Les célébrités vous envient. Elles ne savent plus ce que c’est de déambuler anonymement sur un marché et de croiser le regard indifférent des badauds. Ils ont oublié ces vacances dans des lieux touristiques ou pas une personne ne les interpelle pour prendre une photo ni leur arrache un autographe. Certes, la célébrité a de nombreux avantages et sans doute bien plus que la vie d’une personne lambda, mais on sous-estime mal la valeur de l’anonymat alors que nous en jouissons tous à différents degrés sans le savoir.
L’anonymat est un luxe
Les entreprises de la tech gagnent leur vie en utilisant vos données personnelles. En échange, vous avez accès à des services gratuits. Être anonyme sur la toile revient à devoir payer ces mêmes services. Autrement dit, l’anonymat a un coût qui n’est pas à la portée de toutes les bourses.
Le problème de la nécessité de développer un « personal branding »
De plus en plus d’influenceurs en business nous enjoignent de développer notre marque personnelle. Ceci nous permettrait d’avoir un effet de levier sur les produits ou services que l’on veut promouvoir si l’on est un entrepreneur en ligne. [L’idée ici en filigrane est que nous sommes tous des entrepreneurs en puissance et que nous le serons tous bel et bien un jour tant le marché est disrupté constamment] Voici un exemple emblématique et à grande échelle de l’effet de levier par le personal branding : les voitures Tesla ne se seraient jamais aussi bien vendues si elles n’avaient pas été ostensiblement associées à la marque personnelle Elon Musk. Si un illustre inconnu avait été à la tête de la firme, sans doute les actions de la compagnie ne se seraient jamais envolées.
Le problème du personal branding est qu’il s’impose frontalement à la recherche d’anonymat
La recherche de richesse est l’anonymat semblent antinomiques
Devant les premiers arguments avancés, on comprend bien pourquoi il est compliqué d’aspirer à la richesse tout en désirant garder l’anonymat. Hormis certains cas, par exemple celui de personnes qui disposent de compétences rares et qui peuvent travailler dans l’ombre comme salariées d’une entreprise qui souhaitent garder jalousement ses meilleurs éléments (en échange de gros salaires), le reste des personnes est plus ou moins contraint de se mettre en scène, de communiquer sur leurs compétences et faire avancer leur carrière.

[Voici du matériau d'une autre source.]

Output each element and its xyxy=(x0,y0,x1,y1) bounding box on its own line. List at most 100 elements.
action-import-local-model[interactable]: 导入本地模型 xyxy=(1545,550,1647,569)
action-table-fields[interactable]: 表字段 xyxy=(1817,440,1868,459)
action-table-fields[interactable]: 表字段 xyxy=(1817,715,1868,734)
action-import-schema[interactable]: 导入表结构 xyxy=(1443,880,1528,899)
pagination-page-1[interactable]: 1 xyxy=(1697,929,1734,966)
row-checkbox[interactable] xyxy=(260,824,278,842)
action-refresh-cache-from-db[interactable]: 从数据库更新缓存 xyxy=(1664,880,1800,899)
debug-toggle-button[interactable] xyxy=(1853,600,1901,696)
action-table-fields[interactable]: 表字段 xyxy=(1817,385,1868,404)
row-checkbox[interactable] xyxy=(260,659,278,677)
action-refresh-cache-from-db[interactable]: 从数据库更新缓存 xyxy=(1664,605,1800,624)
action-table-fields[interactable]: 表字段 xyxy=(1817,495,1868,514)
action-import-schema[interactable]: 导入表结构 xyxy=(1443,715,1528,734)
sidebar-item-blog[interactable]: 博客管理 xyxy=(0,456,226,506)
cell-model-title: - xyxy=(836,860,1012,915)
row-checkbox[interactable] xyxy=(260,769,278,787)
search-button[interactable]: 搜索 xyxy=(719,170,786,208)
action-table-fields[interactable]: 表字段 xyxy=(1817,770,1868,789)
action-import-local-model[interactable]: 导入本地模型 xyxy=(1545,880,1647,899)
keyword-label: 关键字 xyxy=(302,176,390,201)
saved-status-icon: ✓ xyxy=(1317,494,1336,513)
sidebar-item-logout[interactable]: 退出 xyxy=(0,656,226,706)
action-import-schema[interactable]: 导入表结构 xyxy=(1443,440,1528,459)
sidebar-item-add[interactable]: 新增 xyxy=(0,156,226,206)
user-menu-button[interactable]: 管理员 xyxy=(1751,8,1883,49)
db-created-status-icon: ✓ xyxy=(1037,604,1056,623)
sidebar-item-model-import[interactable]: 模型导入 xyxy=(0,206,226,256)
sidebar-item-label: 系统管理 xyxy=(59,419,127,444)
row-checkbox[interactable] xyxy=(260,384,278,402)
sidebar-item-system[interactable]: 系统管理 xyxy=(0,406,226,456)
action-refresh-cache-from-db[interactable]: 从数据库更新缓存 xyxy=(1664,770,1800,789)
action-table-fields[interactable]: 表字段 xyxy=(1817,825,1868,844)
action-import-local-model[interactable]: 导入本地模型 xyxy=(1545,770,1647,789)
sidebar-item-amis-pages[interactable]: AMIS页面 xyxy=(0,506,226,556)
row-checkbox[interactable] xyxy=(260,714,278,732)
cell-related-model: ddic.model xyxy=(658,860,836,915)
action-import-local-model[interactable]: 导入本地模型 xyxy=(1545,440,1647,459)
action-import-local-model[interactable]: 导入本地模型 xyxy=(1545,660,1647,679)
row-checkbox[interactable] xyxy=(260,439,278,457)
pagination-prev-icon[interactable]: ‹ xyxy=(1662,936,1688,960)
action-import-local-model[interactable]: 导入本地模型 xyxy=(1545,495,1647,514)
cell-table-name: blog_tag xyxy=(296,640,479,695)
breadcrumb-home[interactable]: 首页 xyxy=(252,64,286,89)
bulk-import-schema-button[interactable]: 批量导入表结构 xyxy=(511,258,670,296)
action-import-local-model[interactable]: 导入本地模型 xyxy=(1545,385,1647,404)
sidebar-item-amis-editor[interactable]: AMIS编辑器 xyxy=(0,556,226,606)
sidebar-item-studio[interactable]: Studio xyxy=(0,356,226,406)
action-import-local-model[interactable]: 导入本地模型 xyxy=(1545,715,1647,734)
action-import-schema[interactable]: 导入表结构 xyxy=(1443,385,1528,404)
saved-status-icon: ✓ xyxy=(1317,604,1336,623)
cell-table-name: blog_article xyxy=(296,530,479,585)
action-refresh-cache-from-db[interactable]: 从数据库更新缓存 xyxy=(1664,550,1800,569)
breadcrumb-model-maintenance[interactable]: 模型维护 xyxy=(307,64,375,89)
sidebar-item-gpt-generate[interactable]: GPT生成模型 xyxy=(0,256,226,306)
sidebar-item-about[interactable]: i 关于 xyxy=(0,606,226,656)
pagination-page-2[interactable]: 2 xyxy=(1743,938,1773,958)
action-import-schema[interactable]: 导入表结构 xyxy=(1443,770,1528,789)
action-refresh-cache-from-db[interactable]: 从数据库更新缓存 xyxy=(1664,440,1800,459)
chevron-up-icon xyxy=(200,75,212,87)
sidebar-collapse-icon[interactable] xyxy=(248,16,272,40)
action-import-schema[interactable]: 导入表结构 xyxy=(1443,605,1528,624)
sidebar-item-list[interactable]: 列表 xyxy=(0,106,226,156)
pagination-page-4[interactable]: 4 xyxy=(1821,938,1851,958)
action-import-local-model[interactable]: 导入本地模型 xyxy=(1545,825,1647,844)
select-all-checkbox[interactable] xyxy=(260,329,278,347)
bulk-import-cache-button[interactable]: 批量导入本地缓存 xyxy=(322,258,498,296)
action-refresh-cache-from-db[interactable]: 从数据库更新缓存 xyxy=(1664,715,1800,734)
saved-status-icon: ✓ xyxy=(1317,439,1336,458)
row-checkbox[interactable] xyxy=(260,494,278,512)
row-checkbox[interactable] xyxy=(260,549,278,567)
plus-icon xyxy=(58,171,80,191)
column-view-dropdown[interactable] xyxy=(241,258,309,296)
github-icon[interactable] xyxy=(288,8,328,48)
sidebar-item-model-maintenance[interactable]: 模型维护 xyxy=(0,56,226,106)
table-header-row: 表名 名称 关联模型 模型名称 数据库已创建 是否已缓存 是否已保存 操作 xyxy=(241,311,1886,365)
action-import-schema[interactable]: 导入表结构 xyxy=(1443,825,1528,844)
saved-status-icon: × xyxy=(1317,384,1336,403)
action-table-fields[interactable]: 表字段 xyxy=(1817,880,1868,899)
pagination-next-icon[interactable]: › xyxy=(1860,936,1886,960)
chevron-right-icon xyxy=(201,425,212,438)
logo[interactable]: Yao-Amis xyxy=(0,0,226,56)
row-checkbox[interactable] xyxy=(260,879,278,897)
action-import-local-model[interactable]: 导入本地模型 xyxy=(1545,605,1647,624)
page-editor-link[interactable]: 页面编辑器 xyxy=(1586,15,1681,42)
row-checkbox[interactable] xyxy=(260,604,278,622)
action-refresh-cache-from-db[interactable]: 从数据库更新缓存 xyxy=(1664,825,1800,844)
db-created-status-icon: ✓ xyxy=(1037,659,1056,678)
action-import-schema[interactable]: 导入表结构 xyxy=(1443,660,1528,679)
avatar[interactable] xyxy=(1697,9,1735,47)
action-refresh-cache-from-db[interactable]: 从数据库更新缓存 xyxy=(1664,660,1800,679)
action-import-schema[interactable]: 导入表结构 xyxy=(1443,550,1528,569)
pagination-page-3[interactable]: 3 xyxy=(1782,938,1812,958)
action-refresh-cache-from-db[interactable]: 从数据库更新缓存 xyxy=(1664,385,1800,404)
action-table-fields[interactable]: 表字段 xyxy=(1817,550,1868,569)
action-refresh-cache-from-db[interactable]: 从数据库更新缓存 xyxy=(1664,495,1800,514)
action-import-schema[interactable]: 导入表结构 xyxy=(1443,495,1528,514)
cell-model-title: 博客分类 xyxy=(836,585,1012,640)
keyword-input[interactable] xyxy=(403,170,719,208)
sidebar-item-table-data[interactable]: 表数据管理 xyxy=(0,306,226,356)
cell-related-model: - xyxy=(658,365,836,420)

L’anonymat, une denrée rare si vous êtes riches
Si vous habitez dans un pays en développement, il est possible que vous ne soyez pas ou peu connecté. L’anonymat est plus accessible quand on n’est pas connecté à internet. Plus vous gagnez de l’argent, plus vos données personnelles ont de la valeur. Ceci explique de manière caricaturale pourquoi les paparazzi pouvaient gagner leur vie en vendant des clichés (de données) de célébrités alors qu’il s’agissait souvent d’informations anodines (la star fait ses courses, va à la plage, promène ses enfants). Plus vos revenus sont grands plus les gens s’intéressent à vous et donc à vos données personnelles.
Un meilleur partage de la richesse pourrait atténuer le problème
Essentiellement, ce qui pousse des entreprises à s’intéresser à vous, c’est parce que vous pouvez leur acheter des produits et services. Mieux ils vous connaissent, mieux ils pourront vous amadouer pour que vous cédiez à leurs offres commerciales. Une solution évidente serait de diluer le risque en répartissant l’attention des entreprises prospectrices. On ne peut pas faire diminuer leur effort mais on pourra faire en sorte à ce qu’ils ne les concentrent pas en un groupe limité de gens. Ce sont les techniques du banc de poissons : un poisson a plus de chances de survivre face à un prédateur s’il est noyé dans un groupe que s’il est tout seul. Le problème est qu‘on souhaite presque toujours gagner plus, ce qui les pousse à vouloir faire cavalier seul et donc perdre plus facilement leur anonymat.